Marina Koren writes in the Atlantic about the exclusion of women from Cabinet as conservative Michel Temer takes over as interim President in Brazil:
Temer is the interim president of Brazil, put in office as the country’s legislature decides whether to impeach Rousseff, the leader of the center-left Workers Party (PT).
In his first days in the presidency, Temer has vowed to fight corruption and introduced measures to reduce the fiscal deficit as Brazil faces its worst recession in decades. He has also named a new cabinet of ministers that has attracted a lot of attention for what it’s missing: women.
All the ministers in the cabinet are men who identify as white, making Temer the first president since Ernesto Geisel, who served from 1974 to 1979, not to include women.
But for supporters of PT, whose policies have for years promoted social justice and racial equality, Temer’s decision is troubling. The cabinet’s composition has raised concerns the new president seeks to make Brazil more conservative. His decision to eliminate the ministry of women, racial equality, and human rights and consolidate it into the justice ministry, as well as to merge the culture ministry into the education ministry, has only compounded their fears.
Temer’s critics point out his new cabinet is not representative of Brazil’s population, which is 51 percent female. But it is does mirror the makeup of the country’s congress, which has been about 90 percent male since 2003, and more than that in the years before.

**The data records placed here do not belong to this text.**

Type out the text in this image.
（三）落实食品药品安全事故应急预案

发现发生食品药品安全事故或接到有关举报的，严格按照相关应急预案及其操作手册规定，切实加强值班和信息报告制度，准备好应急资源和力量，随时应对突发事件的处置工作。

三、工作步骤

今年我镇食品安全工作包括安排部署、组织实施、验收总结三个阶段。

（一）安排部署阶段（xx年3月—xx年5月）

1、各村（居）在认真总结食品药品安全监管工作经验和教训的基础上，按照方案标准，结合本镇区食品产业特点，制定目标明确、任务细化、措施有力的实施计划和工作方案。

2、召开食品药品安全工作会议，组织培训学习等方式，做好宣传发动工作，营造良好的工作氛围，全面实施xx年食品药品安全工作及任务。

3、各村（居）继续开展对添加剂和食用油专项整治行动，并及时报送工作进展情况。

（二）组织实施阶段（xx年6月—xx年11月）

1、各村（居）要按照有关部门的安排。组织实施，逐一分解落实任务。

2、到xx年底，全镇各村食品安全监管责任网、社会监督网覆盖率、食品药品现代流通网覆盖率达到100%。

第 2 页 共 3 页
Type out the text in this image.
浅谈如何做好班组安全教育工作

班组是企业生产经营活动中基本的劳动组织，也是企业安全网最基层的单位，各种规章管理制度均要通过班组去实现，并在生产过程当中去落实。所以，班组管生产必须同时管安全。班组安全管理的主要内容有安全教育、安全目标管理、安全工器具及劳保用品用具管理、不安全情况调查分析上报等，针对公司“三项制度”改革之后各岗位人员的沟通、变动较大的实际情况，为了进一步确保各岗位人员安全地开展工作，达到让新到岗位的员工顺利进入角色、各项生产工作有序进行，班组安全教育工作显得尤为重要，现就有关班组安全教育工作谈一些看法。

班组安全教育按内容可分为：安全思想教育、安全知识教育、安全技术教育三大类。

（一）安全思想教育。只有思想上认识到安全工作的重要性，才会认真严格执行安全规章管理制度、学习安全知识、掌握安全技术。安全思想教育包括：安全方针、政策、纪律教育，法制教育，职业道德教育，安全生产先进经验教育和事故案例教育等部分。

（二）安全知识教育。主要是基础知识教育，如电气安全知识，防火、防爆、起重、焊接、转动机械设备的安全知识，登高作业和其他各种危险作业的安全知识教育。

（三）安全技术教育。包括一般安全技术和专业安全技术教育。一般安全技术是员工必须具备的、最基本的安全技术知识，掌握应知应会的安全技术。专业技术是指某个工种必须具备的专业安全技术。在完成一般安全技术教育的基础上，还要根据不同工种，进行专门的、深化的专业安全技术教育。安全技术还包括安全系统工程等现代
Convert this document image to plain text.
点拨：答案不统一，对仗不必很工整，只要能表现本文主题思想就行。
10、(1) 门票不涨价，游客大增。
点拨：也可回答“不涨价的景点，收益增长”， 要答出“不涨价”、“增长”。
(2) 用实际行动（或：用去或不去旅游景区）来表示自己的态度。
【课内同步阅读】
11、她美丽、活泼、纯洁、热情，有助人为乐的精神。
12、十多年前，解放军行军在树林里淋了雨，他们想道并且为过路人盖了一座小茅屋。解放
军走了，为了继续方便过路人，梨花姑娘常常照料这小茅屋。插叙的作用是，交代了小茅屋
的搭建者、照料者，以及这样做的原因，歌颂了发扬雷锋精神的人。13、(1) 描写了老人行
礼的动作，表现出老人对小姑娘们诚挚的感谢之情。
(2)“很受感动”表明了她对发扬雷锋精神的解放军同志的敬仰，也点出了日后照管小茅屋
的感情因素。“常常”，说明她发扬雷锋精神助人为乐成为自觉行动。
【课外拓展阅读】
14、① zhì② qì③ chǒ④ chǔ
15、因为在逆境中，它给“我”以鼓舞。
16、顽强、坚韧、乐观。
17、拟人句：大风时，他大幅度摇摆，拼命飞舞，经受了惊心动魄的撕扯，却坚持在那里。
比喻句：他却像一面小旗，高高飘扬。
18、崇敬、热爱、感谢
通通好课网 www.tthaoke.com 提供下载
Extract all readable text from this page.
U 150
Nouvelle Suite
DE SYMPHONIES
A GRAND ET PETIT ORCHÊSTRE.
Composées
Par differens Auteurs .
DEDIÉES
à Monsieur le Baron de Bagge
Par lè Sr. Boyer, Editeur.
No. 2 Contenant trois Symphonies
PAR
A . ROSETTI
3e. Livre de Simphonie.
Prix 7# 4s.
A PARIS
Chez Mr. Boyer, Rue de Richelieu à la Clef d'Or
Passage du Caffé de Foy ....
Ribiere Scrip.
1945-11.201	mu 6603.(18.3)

For advocates of women’s rights around the world, the new cabinet is a step backward, especially as it comes after Rousseff, before her precipitous decline, became Brazil’s first female president in 2010.
Indigenous people and women's representation in Latin America.
The indigenous rights movement has made significant strides in Latin America over the last few decades, but indigenous women across the continent remain sorely underrepresented in political decision-making.
Indigenous activists brought this problem into the spotlight during the First Congress of Indigenous Parliamentarians of America (IPA) held in Panama last week, calling for continued progress in the representation of indigenous women in politics.
The congress, organized by the IPA and the United Nations Development Program, had representatives from 18 countries across the continent, including Nicaragua, Honduras, Guatemala, Mexico, Bolivia, Paraguay and Venezuela.
Nicaraguan parliamentarian Evelyn Patricia was one of the spokeswoman who highlighted the underrepresentation of women in political spheres. Nicaragua is among the top 10 nations in the world for having the highest female representation in parliament, along with the Latin American countries Mexico, Ecuador and Bolivia, which leads the region in female parliamentary representation.
In spite of the nation’s progress, Patricia said to Spanish news agency Efe, women need to continue to make progress if they are to see true political parity.
“Before, women were seen as objects, not as thinking beings,” she said. “Now, we have equal rights and opportunities, and must change our roles [in society].”
Many women in Latin America face discrimination when it comes to maintaining even basic human rights. This discrimination is even more of an obstacle for indigenous women, and still more magnified for indigenous women who are poor, creating what some have called the threat of “triple discrimination.”